Schwimmabzeichen-Pflicht für Kinder: DLRG-Vorschlag spaltet Politik und Experten
Nikolaus SchleichSchwimmabzeichen-Pflicht für Kinder: DLRG-Vorschlag spaltet Politik und Experten
Eine bundesweite Debatte ist über den Vorschlag entbrannt, von Kindern den Besitz des Deutschen Schwimmabzeichens in Bronze vor dem Betreten öffentlicher Schwimmbäder zu verlangen. Die Idee stammt von Peter Harzheim, dem Präsidenten der Deutschen Lebens-Rettungs-Gesellschaft (DLRG). Sie hat unter Fachleuten und Politikern gemischte Reaktionen ausgelöst.
Harzheim argumentiert, dass das Bronze-Abzeichen sicherstelle, dass Kinder sicher schwimmen könnten. Er ist überzeugt, dass die Regel die öffentliche Aufmerksamkeit wieder stärker auf die Wassersicherheit lenken würde. Zudem könnte sie Eltern motivieren, ihren Kindern früh das Schwimmen beizubringen.

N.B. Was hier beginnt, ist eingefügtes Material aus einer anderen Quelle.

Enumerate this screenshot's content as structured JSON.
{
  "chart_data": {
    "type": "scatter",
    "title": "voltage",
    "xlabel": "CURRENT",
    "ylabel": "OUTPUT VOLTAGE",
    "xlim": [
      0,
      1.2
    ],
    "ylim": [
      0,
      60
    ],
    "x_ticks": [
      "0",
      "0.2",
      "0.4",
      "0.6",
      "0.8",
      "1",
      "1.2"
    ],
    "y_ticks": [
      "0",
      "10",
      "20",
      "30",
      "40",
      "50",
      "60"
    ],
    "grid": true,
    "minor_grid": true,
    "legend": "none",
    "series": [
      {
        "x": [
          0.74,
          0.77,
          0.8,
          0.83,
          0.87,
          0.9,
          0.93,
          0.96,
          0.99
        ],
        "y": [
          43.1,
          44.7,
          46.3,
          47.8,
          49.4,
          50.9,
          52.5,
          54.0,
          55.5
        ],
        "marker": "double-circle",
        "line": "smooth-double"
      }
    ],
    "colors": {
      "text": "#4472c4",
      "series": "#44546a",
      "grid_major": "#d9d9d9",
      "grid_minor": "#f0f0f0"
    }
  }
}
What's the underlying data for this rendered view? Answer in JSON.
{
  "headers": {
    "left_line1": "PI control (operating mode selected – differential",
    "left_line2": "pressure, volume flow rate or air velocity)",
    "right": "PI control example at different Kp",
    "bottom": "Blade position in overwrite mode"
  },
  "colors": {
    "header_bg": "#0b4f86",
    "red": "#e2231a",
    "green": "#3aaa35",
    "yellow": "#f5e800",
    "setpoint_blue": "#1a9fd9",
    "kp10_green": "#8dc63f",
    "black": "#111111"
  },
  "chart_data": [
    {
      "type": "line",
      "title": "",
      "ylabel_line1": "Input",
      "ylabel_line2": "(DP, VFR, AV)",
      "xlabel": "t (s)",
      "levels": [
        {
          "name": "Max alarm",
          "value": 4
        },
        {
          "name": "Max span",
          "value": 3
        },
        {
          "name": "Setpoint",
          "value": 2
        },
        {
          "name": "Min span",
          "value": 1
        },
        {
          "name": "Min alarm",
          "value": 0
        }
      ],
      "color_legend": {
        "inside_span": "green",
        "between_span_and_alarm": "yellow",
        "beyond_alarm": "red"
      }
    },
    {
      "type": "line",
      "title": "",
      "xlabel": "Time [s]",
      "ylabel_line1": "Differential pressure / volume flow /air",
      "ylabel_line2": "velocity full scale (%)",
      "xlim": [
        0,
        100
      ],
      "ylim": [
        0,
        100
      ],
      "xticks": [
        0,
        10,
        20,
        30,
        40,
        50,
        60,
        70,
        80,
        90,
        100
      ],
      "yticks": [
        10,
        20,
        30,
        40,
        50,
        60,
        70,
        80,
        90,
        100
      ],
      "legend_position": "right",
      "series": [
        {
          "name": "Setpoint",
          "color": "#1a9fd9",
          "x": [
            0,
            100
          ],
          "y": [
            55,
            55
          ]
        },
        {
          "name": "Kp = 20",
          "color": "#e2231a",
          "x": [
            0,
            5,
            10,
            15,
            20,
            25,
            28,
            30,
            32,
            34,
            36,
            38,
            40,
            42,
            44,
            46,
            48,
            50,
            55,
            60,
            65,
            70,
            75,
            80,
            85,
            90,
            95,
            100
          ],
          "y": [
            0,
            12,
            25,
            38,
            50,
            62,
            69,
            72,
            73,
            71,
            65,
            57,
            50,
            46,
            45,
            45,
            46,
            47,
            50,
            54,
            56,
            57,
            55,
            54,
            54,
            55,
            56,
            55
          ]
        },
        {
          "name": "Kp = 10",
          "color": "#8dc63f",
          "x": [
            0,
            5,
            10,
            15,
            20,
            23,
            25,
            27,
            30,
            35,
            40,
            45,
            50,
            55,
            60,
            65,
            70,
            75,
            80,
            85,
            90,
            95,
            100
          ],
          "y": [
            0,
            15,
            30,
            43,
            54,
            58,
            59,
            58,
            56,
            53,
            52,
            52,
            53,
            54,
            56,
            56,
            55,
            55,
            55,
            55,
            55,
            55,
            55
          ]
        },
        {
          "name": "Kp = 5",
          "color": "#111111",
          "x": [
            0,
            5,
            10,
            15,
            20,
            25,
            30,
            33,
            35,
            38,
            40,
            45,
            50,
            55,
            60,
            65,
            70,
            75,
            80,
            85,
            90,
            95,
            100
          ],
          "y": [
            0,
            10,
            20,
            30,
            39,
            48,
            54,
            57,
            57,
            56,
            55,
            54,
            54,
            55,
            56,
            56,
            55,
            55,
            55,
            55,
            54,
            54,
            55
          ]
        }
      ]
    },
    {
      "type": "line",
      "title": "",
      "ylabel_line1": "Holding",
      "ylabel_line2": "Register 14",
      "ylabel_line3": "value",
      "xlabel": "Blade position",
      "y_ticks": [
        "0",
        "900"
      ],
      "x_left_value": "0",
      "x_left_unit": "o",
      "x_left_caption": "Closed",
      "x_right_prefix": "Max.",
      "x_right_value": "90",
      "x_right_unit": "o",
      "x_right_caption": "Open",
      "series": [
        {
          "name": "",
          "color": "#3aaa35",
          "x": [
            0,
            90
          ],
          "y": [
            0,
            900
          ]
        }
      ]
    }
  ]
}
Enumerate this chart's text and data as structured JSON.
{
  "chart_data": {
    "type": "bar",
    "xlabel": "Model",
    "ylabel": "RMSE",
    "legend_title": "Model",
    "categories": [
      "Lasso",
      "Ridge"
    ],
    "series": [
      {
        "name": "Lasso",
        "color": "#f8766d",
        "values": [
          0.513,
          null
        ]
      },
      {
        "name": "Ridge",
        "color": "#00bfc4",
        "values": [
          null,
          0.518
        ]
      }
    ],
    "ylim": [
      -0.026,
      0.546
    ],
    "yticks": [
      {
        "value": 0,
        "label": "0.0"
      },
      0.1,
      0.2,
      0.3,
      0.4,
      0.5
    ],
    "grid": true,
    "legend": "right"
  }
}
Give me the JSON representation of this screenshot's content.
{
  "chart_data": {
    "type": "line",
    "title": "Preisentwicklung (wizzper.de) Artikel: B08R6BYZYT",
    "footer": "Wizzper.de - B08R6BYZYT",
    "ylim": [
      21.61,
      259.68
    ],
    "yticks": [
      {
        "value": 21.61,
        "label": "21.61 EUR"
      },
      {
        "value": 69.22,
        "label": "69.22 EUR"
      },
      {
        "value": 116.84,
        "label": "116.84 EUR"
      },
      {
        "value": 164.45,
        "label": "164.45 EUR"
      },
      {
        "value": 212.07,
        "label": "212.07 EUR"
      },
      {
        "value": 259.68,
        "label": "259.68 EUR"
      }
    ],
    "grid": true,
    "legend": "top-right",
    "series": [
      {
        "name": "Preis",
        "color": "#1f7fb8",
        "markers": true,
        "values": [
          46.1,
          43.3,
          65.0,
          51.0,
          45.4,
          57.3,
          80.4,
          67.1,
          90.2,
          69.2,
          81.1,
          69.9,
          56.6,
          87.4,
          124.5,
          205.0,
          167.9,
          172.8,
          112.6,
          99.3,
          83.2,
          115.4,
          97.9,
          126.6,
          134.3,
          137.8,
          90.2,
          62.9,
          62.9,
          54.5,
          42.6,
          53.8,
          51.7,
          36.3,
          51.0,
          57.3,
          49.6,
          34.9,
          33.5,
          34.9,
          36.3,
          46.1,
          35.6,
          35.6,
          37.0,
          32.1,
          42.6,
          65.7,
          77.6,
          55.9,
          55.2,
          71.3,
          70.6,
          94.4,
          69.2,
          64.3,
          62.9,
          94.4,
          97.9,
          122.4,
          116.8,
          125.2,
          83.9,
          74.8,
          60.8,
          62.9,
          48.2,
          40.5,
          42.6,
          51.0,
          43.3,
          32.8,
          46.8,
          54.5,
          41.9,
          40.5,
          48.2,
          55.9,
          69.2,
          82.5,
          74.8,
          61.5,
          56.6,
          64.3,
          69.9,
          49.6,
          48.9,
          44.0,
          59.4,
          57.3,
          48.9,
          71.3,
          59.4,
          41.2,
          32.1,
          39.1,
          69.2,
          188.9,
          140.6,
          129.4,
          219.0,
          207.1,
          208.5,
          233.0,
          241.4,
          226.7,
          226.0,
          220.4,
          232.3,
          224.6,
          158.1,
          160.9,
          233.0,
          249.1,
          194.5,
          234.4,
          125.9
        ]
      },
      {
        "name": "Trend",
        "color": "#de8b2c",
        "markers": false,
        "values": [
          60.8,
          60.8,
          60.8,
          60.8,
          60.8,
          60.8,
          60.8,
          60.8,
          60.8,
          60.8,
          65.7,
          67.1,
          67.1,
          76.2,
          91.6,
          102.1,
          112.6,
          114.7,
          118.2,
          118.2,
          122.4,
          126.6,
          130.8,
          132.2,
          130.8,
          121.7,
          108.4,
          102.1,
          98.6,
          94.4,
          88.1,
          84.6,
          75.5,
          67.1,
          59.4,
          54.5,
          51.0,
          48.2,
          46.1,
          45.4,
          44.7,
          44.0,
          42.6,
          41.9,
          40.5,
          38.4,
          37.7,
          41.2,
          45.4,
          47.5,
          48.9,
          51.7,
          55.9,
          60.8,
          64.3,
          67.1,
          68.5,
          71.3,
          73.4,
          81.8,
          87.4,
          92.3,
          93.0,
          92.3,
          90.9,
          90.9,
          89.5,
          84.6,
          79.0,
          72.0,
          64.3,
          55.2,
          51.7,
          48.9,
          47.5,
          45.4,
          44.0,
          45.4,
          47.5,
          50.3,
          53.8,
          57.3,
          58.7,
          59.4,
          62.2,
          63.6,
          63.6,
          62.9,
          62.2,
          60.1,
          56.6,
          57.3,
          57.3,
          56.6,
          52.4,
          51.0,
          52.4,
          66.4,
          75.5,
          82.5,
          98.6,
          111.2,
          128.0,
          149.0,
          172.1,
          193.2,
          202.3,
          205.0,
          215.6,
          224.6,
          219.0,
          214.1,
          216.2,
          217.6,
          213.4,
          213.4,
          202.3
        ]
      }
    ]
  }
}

Ute Vogt, ebenfalls von der DLRG, unterstützt den Vorschlag. Sie betont, dass die Verantwortung für junge Schwimmer letztlich bei den Eltern oder Erziehungsberechtigten liege. Christian Mankel, Geschäftsführer der Deutschen Gesellschaft für das Badewesen (DGfdB), findet die Diskussion nachvollziehbar, warnt jedoch vor Risiken. Strenge Verbote könnten Nichtschwimmer seiner Meinung nach in unbewachte und damit gefährlichere Gewässer drängen.
Die Grünen-Politikerin Schahina Gambir kritisiert den Vorstoß als ausgrenzend. Er treffe einkommensschwache Familien besonders hart, so ihre Argumentation. Gambir besteht darauf, dass – falls die Regel eingeführt werde – alle Kinder gleichen Zugang zu Schwimmkursen erhalten müssten.
Die Meinungen zum Vorschlag gehen auseinander. Befürworter sehen darin einen Weg, die Sicherheit von Kindern im Wasser zu erhöhen. Kritiker warnen vor unbeabsichtigten Folgen, darunter eingeschränkter Zugang für manche Familien und neue Gefahren an anderen Orten.